There is no immediate danger to patients, the team of computer experts, electrical engineers and cardiologists said.
But they made one Medtronic Inc device give up patient information off its computer chip, got it to fire improperly, and ran its battery down, all using inexpensive equipment.
They offered a way to fix these weaknesses and said they were publishing their findings not to frighten patients but to inform the industry and regulators.
"I think patients with implantable defibrillators should not be worried by this," Dr. William Maisel of the Beth Israel Deaconess Medical Center and Harvard Medical School said in a telephone interview.
"I think we would be doing them a disservice if this upsets them. There has never been a documented malicious attack on someone's implantable cardiac defibrillator."
Maisel said his team had contacted the U.S. Food and Drug Administration because it could be an industry-wide problem.
Medtronic's Rob Clark said the company's devices had carried such telemetry for 30 years with no reported problems.
"This is a very low-risk event for patients that have these devices," Clark said in a telephone interview.
"The primary focus for us is on the safety and efficacy of the device. A close second on that is security and privacy."
He said the company was aware of the risks and would take them into account when designing products. "The technology in these devices constantly evolves and improves, and we will continue to incorporate measures to protect security and patient information for these devices," Clark said.

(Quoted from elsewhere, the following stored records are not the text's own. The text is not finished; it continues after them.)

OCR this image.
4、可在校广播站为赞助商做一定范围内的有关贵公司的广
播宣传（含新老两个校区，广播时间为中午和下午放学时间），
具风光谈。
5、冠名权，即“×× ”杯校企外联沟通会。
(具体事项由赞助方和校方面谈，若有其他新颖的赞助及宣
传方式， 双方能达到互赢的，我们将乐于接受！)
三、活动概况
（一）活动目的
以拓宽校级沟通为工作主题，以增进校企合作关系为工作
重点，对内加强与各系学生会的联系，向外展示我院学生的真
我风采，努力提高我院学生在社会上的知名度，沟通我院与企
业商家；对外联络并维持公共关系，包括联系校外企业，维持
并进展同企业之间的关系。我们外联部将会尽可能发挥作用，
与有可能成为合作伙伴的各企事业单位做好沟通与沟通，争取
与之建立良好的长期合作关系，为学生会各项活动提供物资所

"It may be possible to deter malicious activities by making patients aware of those activities," Maisel, Tadayoshi Kohno of the University of Washington and colleagues wrote.
Their report, to be presented in May at a meeting of the Institute of Electrical and Electronic Engineers Symposium on Security and Privacy in Oakland, California, is available on the Internet at www.secure-medicine.org.
Maisel said more and more devices will use radio technology to communicate with physicians. "Right now these devices communicate over several feet most of time but it concerns us that in future they will communicate over longer and longer distances, so we want to initiate the discussion now," he said.
The defibrillators, known as ICDs, can deliver a shock to an out-of-rhythm heart, and can include a pacemaker to keep the heart beating properly. They also can keep a record of heart activity, transmit information to a bedside station and alert health workers to any dangerous or unusual heart activity.
Defending against attacks should not be difficult, the researchers said. "Our defenses do not require battery power and therefore may require only minimal design changes to future implantable devices," the researchers wrote.
Maisel and colleagues reported in 2006 that between 1990 and 2002, more than 2.6 million pacemakers and ICDs were implanted into patients in the United States. Among them is Vice President Dick Cheney, who is 67 and has survived four heart attacks.